冒頭規定の意義
―典型契約論―
冒頭規定の意義 -制裁と「合意による変更の可能性」-(24)
みずほ証券 法務部
浅 場 達 也
Ⅳ 小括
2. 冒頭規定説・契約の拘束力の根拠
冒頭規定については、要件事実論において「冒頭規定説」が説かれることがある。またこれに関連して、契約の拘束力の根拠が「法規」なのかそれとも「合意」なのかが問われることがある。本稿のこれまでの冒頭規定の意義の検討を踏まえたとき、これらの点がどのように考えられるかについて、以下で検討しよう[1]。
(1) 要件事実論における冒頭規定説
ア 冒頭規定説の内容
まず、「冒頭規定説」の内容についてみてみよう。主張立証責任において、契約に基づき請求をするためには、その契約が典型契約である場合、冒頭規定の成立要件を基礎付ける事実が要件事実となる、とする考え方が「冒頭規定説」である。この考え方は、司法研修所の要件事実教育としての「要件事実論」として知られており[2]、判例はこの立場をとっているとされている[3]。
イ 本稿からのコメント
契約書作成者は、リスク増大の可能性を回避する観点から、多くの場合「冒頭規定の要件に則った」契約書を作成する。このため、契約の成立要件に関する「当事者の合意」の内容は、多くの場合、「冒頭規定の要件に則った」ものとなる(「ポイント(12)」)。この「冒頭規定の要件に則った」という部分をみる限りにおいて、これまで「冒頭規定説」は、実際上妥当な説として継続してきたといえるだろう。
しかしながら、冒頭規定の要件に則らないいわゆる「諾成的消費貸借」が我が国の取引社会において生成されてきたことを考えると、「冒頭規定説」の妥当性には、疑問が投ぜられるだろう。【契約文例3】【契約文例4】【契約文例5】をみると、これら【契約文例】は、消費貸借の冒頭規定(587条)の要件に則っておらず、「契約の成立を示す要件事実」は、冒頭規定の成立を基礎付ける要件事実とは異なっている。契約書作成者は、リスクの増大が許容範囲内であり、かつ、得られる利点・メリットが十分に大きい場合、冒頭規定の要件を変更することがある(「ポイント(6)」)。そして、合意により冒頭規定の要件が変更された場合、変更後の合意内容を基礎付ける事実を要件事実と考える必要がある。変更後の「合意内容」を考える点で、それはむしろ(冒頭規定説でなく)「合意説」と呼ぶべき考え方といえるだろう。(「ポイント(12)」で示したように、結果的に「冒頭規定の要件に則った」場合でも、それは、冒頭規定の要件に則るという「合意」をしたからであるということになる(この点において、以下の契約の拘束力の根拠としての「合意説」に繋がるので、留意が必要である)。)

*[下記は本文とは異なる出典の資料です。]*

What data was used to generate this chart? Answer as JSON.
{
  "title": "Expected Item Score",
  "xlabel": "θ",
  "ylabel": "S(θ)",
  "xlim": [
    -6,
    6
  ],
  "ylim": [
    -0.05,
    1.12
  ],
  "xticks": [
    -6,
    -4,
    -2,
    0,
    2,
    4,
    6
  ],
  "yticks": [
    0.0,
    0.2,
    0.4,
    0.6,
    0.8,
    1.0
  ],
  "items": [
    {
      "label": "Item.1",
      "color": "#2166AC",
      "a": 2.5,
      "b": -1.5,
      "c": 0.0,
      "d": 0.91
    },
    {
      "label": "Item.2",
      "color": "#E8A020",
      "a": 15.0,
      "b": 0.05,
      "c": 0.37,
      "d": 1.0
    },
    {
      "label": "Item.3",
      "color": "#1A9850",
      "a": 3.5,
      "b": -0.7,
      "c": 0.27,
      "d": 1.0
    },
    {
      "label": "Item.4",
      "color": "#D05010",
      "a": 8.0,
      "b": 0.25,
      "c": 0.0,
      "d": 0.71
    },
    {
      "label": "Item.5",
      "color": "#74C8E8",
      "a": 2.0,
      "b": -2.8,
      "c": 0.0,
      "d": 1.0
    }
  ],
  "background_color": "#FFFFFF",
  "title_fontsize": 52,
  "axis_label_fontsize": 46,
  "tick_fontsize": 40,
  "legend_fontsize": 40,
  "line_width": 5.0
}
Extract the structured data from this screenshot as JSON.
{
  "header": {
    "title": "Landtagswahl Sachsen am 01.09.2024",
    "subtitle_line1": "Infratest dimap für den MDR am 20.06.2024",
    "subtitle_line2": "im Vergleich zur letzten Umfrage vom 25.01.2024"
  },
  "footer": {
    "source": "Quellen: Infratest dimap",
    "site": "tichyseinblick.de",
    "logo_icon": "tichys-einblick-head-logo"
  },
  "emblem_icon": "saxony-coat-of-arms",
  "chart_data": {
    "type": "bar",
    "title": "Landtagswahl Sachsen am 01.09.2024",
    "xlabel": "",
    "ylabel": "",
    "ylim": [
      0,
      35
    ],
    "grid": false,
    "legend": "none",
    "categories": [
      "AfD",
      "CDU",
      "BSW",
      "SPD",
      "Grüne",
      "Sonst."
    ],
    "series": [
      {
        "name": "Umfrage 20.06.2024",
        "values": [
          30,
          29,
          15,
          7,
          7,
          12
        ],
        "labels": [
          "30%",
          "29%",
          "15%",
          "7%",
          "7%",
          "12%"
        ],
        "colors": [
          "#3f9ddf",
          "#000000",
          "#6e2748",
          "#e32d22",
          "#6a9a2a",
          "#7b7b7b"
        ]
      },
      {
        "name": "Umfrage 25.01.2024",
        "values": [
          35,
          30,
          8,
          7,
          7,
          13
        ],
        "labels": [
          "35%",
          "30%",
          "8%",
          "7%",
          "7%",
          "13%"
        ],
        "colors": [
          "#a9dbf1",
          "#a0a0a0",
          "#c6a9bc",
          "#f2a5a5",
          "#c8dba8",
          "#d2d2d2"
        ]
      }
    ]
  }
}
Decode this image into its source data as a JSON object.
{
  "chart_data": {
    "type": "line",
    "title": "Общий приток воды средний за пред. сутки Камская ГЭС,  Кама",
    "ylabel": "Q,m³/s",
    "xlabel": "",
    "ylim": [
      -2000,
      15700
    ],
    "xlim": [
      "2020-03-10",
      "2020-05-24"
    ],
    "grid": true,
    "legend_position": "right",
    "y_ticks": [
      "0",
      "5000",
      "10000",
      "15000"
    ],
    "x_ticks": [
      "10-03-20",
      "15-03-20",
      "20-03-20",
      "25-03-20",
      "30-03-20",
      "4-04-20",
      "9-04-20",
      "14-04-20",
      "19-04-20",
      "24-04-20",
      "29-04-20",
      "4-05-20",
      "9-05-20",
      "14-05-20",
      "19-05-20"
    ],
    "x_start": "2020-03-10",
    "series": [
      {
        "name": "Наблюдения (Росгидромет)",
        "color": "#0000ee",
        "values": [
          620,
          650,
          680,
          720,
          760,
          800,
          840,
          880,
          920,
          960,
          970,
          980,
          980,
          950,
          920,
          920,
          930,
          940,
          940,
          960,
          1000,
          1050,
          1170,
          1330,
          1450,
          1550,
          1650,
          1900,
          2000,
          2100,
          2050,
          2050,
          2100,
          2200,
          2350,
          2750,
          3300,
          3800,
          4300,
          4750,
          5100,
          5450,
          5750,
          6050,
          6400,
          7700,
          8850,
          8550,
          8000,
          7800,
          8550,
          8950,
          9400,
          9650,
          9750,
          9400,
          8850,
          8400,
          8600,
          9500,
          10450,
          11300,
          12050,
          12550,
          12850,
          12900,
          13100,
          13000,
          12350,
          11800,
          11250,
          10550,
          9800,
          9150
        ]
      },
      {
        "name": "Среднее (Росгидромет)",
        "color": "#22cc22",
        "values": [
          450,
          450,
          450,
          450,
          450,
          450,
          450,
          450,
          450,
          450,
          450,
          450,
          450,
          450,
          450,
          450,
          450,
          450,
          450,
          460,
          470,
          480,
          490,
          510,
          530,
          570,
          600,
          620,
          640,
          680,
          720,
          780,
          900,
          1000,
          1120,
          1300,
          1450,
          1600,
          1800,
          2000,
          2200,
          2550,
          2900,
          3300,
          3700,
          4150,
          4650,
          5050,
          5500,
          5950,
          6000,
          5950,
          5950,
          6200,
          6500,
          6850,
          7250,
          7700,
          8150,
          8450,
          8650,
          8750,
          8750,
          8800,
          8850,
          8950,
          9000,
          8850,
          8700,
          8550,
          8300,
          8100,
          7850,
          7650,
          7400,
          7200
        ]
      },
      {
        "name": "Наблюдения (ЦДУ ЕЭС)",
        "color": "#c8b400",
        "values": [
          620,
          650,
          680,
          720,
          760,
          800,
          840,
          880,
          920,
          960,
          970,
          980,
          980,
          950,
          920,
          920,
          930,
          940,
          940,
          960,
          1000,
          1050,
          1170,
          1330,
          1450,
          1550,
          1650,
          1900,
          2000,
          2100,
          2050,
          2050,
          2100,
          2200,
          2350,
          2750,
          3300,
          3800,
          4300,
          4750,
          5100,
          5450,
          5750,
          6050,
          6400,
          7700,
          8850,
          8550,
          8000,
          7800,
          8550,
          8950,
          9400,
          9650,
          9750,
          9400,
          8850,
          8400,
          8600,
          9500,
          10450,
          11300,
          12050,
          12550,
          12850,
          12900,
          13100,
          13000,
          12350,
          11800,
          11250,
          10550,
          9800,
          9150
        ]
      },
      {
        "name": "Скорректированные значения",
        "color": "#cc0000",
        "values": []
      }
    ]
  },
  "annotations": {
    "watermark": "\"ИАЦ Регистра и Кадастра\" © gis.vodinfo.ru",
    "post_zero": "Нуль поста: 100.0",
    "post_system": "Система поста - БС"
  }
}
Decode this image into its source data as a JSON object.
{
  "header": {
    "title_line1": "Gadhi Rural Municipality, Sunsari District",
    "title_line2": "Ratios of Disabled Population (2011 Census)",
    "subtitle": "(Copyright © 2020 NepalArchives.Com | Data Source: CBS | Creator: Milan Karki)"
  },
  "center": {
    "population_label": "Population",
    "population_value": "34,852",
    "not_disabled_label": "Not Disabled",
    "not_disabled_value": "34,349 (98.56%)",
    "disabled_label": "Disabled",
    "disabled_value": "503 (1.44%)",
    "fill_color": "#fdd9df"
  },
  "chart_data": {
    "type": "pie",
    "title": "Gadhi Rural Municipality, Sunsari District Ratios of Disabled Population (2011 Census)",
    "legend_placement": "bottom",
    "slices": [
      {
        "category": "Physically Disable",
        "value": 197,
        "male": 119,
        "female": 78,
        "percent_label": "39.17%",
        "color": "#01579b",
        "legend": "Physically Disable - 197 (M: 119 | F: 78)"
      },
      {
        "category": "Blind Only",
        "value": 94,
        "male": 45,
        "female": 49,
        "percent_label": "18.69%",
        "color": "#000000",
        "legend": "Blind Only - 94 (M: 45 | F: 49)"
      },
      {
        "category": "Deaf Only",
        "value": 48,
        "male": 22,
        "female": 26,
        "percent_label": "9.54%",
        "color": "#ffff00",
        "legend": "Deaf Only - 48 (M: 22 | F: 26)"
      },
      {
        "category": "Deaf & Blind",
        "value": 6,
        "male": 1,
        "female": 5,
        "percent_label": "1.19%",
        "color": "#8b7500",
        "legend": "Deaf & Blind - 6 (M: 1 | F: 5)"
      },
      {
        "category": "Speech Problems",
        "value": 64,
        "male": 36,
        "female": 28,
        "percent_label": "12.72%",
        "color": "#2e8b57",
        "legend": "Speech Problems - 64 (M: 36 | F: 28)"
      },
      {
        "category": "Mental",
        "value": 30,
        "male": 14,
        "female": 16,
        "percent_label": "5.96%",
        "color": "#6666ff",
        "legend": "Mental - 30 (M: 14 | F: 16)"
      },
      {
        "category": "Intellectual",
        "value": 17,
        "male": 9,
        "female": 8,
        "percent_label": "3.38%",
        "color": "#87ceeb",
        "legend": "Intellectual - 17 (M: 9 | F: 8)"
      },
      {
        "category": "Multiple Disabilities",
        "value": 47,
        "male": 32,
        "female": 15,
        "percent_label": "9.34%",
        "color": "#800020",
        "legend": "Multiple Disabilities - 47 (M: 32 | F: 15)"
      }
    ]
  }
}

[1] 近時、「冒頭規定説」を(要件事実論の学説としてでなく、)契約の拘束力の根拠とする考え方が示されている(山本敬三・前掲第11回注[5] 『民法講義Ⅳ-1 契約』20頁)。呼称として、より適切であると考えられるが、ここでは、「冒頭規定説」を要件事実論の中の説とする従来の考え方(村田渉「要件事実論の課題――学会論議に期待するもの」ジュリ1290号(2005)38頁、石川博康「典型契約冒頭規定と要件事実論」大塚直ほか編著『要件事実論と民法学との対話』(商事法務、2005)124頁を参照)に従う。
[2] 司法研修所編『増補 民事訴訟における要件事実 第1巻』(法曹会、1998)44頁を参照。冒頭規定説に対する考え方として、「返還約束説」が挙げられるが、現在ではほとんど支持を失っているとされる。(石川・前掲注[1] 126頁を参照。)